We use the mule men from the village, purchase tajines for the cooking class from the family kiln and of course there are four ladies involved in the teaching of the class.We are about to engage in a “Gap Year” project with Melbourne Girls’ Grammar School in Australia, the alma mater of Edwina. For three months girls from this school will volunteer their services in the rural and city school of Morocco. From October 2008, 5% of the cooking class fees will be donated to the village school. This will be an annual donation. During our guests holiday, Abdellatif talks about life in Morocco and we have lots of books in the salons about Islam helping to promote understanding or Moroccan culture and life.
All staff are involved in our cooking classes and are encouraged to bring new recipes and ideas to the classes and are educated in the correct procedure for cooking over gas. We shop always locally, visiting the supermarket only for alcohol. We shop with baskets instead of plastic bags. We remind guests that we are on the edge of the desert and to think about this when showering. I have educated staff to not leave taps running and to resist the temptation of filling the sponge with detergent and to not use fresh water for washing the street. We also use long life bulbs even if the light is a bit ‘white’! I am encouraging the use of vinegar and baking soda as cleaning agents.
We re-cycle paper for writing notes and try to educate the children in the street to not drop lolly papers, the adults are another issue! Re-cycling is something not understood within the medina by the rubbish collectors, although bread is disposed of in accordance with Islam. We recycle as much as possible including egg cartons back to the egg man, glass bottles back to the supermarket. On cooking days, I save the vegetable waste, to give to the donkey men. Coffee grinds and tea leaves go into a bag of soil for the pots. Everyone coming from Australia brings me baking soda for cleaning...I thought I'd found it here but it was yeast!
We employ 4 full time cleaning Moroccan staff who are all educated in service in accordance with the riad's modus operandi including considered use of water and electricity, doors and windows opened and fresh flowers as (opposed to air fresheners and rooms closed up), clothes washed in a low energy machine using cold water and hung in the sunshine, energy efficient dishwasher instead of taps running over sponges laden with detergent. We also have a Moroccan accountant and the website was also designed by a Moroccan.
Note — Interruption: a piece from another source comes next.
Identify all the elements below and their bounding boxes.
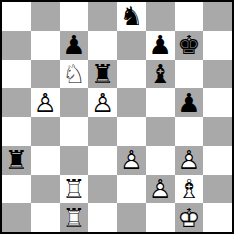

We do not own a car preferring to walk or take cabs. We support a young Moroccan who has just set himself up with a car rental company. I take guests on shopping extravaganzas to places such as Ayas where local ladies are employed to embroider beautiful clothes, to make necklaces etc with the money going into their own bank accounts. Also to Reda a young spice trader deep inside the Malah, to Mohammed who makes divine tassles with his young deaf son, to places off the tourist trail where the money spent stays with the artisans.